To watch Martin is to see an actress in the effortless exercise of her craft. It's as if all of the events are happening in the moment she's telling them. There's no artifice, no sleight of hand, no acting evident.
Lucy explains that there's a hierarchy to life in a Florida retirement village, where everyone drives around in golf carts and lives on a circle not far from a tee or green.
There are those who live in villas, those who live in condos, and those who live in apartments. Finally, there are those in the senior center, "the dump chute to death."
Martin is a master at taking her time, delivering her story at just the right pace, and making the most of what Hatcher gives her.
The final monologue, "Match Wits with Minka Lupino," belongs to Gallo, whom local audiences might recall from "Italian-American Reconciliation" at the Emelin Theatre a couple of seasons back.
In Minka, Gallo finds the role of a lifetime, one perfectly suited to her abilities.

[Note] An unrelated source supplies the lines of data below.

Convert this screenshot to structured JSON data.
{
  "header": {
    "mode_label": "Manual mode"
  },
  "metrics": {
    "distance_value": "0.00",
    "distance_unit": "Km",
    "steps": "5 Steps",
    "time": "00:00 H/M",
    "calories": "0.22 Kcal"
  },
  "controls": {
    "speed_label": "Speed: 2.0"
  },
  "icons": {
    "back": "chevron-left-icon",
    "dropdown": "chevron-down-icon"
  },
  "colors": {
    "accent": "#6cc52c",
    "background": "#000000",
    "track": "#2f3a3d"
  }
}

Minka is a wondrous mix of efficient office worker and avenging angel. She sees no harm in having ended the lives of a half-dozen people, but doesn't care for the term "serial killer."
"To my mind, (it) suggests an emphasis on the numerical followed by too much time spent on the interstate highway system," she says.
Besides, she adds, "My murders all took place in one locality."
In Gallo's hands, Minka is utterly charming, a bubbly lover of murder mysteries who sometimes slips into film-noir speak.
Describing a home health aide, Minka says "she was the type of woman who had not given up on capri pants long past her legs' sell-by date."
We know, from the play's first lines, that these are murderers. What we don't know are the details.
As always, Hudson Stage sees to the details that add so much to a performance.
Andreea Mincic's minimal set features a long roll of artificial turf lined with golf balls perched atop tees. It is lit expertly by Andrew Gmoser.
Laurie Ling's costumes add to the atmosphere, from Gerald's tux to Lucy's salmon-colored pants and billowy floral blouse to Minka's bright floral skirt and pink almost lab coat, complete with nametag.
Murderers have their reasons, Minka says.
They have their motives and their opportunities.